Sanırsın ki kıyamet, kopacak büyük bir kavga,
Oysa bil ki bu ses, ruhun gizlediği korku.
Zincirin son halkası, titrek bir savunmadır,
Havlayan köpek, sadece dikkat talepkârıdır.
Korkunun sesi yankılanır, her boşlukta, aynıdır,
Gürültüyle örtülür asıl amaç, gizlenir perdede.
Gerçek niyet saklıdır, o öfke dolu bakışta,
Biriken pişmanlık, biriken hayal kırıklığı işte anla.
Kükreyen her laf, bir çaresizlik çığlığı aslında,
Titreşen bir elin, düşmeye yüz tutan anılığı.
Kim ki böbürlenir, kim ki kendini dev sanır,
İçinde küçük bir çocuk, şefkat için yalvarır.
O büyük lafların ardında yatan zayıflıktır,
Bütün o gösteriş, aslında bir yaygaradır.
Isıracak olan sessiz gelir, adımları ağır,
Onun gözünde ne öfke var, ne de boş bir bağır.
Eylemi konuşur onun yerine, bazen sessiz kalır,
Tıpkı derin suyun akışı, kimsenin bilmediği gibi.
O, kendini kanıtlama derdinde hiç olmaz,
Zira gerçek güç, başkalarının onayını kovalamaz.
Ey insan, sen bu sese kulak ver hayatın yeri dolmaz,
Zira gürültü, hakikati göstermez, sadece eğil saygıyla.
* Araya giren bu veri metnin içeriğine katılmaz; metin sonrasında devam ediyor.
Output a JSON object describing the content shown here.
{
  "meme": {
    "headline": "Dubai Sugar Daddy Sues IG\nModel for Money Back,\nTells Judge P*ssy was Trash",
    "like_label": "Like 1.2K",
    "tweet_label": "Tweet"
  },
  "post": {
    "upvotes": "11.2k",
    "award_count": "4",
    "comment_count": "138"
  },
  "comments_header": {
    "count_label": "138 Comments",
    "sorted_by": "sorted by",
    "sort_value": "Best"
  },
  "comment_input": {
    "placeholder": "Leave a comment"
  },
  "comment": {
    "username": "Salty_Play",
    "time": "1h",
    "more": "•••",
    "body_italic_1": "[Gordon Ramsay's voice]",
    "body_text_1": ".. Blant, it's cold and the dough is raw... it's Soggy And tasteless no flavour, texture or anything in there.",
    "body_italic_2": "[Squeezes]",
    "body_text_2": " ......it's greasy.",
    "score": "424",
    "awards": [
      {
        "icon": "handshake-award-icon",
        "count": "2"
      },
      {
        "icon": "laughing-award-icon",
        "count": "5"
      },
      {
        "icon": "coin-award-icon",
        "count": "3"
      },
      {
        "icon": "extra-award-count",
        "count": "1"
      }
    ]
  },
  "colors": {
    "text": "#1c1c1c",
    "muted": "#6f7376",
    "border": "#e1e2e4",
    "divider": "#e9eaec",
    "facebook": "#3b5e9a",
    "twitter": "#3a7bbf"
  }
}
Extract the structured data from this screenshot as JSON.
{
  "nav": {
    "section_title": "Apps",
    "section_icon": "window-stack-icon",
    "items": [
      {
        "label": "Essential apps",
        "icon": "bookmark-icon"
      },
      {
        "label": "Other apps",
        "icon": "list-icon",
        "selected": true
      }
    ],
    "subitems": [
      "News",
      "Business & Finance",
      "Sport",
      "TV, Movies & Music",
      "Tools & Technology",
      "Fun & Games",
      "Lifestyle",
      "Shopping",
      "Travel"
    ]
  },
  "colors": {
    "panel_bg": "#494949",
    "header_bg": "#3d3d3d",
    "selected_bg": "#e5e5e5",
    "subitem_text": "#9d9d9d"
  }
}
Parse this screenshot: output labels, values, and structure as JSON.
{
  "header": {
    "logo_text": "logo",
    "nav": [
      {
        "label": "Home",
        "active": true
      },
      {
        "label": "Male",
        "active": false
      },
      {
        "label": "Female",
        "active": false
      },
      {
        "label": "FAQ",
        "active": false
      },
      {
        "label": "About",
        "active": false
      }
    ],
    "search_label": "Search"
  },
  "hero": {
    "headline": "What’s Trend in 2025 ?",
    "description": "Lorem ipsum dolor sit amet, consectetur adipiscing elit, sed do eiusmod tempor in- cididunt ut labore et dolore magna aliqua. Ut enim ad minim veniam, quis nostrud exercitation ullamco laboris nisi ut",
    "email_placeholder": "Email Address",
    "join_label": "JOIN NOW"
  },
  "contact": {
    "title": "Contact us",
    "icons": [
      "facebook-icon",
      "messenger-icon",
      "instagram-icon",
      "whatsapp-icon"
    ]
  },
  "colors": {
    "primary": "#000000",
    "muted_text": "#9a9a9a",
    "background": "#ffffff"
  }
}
Bırak havlasın dünya, bırak yaysın her yanını gaflet,
Sen duruşunda sağlam ol, sende olsun feraset.
Unutma ki en büyük ders, en sakin anlarda gaflet,
Hakikat, bağıranın değil, dinleyenin dilinde belirir.
Güç, sesin yüksekliğinde değil, ruhun derinliğindedir,
Isıracak olanlar değil, anlayacak olanlar ileridedir.
Bu yüzden, korkma kuru gürültüden, onun maskesini gör bellidir,
Havlayan gölgelerin ötesine bak, orada ne var, onu sor.